Intent classification is a step in NLU, where we need to understand what does the user want, by processing the user query.

A simple yet powerful chatbot can be made by doing an intent classification and than replying with one of the pre written messages.

Example queries for a chatbot to find places around:

  1. “I need to buy groceries.”: Intent is to look for grocery store nearby
  2. “I want to have vegetarian food.”: Intent is to look for restaurants around, ideally veg.

So basically, we need to understand what is user looking for, and accordingly we need to classify his request to certain category of intent. Once the intent is known, a pre written message can be generated according to the intent. In the first example a message would be: Chatbot reply -> Some of the grocery store around you are GROCERY_1, address …

To understand the intent of an user query, we need to train a model to classify requests into intents using a ML algorithm, over the sentences transformed to vectors using methods like TF-IDF, word2Vec, GloVe. First, we convert sentences into array of numbers(vector).

General flow of intent classification, setences->vectors->model

Tf-Idf: Give each word in sentence a number depending upon how many times that word occurs in that sentence and also upon the document. For words occurring many times in a sentence and not so many occurrences in document will have high value.

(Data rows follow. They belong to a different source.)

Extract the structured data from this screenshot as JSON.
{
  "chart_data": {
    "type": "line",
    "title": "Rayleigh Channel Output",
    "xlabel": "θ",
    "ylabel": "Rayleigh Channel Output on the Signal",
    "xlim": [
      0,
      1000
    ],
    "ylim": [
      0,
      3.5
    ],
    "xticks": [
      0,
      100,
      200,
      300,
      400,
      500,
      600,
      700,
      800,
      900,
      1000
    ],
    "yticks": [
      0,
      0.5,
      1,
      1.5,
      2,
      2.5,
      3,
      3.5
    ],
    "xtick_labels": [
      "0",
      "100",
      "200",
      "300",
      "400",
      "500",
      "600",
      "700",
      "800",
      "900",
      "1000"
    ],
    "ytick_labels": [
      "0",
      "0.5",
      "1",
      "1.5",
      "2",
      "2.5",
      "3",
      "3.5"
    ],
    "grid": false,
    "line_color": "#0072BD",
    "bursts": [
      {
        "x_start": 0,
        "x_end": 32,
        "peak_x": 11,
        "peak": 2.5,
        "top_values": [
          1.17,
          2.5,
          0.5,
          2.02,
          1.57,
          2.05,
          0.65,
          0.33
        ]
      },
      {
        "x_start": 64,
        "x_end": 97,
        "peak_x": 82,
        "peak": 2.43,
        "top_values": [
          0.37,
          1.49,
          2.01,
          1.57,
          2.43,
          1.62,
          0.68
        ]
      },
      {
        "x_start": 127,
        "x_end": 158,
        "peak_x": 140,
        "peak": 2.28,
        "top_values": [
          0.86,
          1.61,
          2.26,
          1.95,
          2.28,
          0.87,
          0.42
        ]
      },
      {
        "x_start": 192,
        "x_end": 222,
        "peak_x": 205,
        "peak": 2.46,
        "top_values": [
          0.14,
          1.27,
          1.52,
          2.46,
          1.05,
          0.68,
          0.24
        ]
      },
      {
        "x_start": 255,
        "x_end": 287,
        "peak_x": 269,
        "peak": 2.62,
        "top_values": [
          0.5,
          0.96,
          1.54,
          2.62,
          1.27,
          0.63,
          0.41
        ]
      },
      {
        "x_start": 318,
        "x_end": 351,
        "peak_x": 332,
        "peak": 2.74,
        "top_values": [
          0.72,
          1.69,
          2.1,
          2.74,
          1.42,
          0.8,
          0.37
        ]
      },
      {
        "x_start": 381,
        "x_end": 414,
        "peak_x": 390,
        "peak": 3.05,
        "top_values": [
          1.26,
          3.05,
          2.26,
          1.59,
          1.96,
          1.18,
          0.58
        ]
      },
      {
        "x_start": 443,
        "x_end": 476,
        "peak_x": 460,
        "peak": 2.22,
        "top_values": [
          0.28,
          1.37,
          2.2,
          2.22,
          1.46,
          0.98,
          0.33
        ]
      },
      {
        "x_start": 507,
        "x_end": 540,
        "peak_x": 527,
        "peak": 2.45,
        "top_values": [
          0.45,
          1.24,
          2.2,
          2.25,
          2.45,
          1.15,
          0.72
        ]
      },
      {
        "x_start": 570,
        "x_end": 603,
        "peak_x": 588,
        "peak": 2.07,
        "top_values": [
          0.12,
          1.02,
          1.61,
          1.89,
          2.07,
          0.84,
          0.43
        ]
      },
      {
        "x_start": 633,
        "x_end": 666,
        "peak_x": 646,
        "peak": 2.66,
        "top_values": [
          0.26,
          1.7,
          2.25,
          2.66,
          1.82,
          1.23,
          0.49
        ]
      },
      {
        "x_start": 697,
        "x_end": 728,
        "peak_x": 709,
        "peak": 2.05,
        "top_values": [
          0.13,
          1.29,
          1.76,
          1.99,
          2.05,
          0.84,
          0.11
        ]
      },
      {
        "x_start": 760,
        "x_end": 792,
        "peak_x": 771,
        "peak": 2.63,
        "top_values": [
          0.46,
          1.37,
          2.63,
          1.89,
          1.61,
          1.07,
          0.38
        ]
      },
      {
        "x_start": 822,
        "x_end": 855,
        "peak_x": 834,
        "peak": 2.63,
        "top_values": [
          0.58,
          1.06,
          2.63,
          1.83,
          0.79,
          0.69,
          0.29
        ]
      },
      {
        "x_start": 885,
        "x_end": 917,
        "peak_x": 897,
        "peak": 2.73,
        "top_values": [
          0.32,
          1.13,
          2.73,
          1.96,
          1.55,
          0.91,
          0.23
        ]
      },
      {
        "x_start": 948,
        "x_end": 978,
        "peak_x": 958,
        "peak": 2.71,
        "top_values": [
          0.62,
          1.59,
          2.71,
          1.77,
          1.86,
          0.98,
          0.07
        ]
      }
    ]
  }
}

Word2Vec: There are different methods of getting Word vectors for a sentence, but the main theory behind all the techniques is to give similar words a similar vector representation. So, for words like man and boy and girl will have similar vectors. The length of each vector can be set. Example of Word2Vec techniques: GloVe, CBOW and skip-gram.

We can use Word2Vecs by training it for our own dataset(if we have enough data for the problem), or else we can use pretrained WordVecs available on internet. Pretrained Wordvec have been trained on huge documents like Wikipedia data, Tweets, etc. and its almost always good for the problem.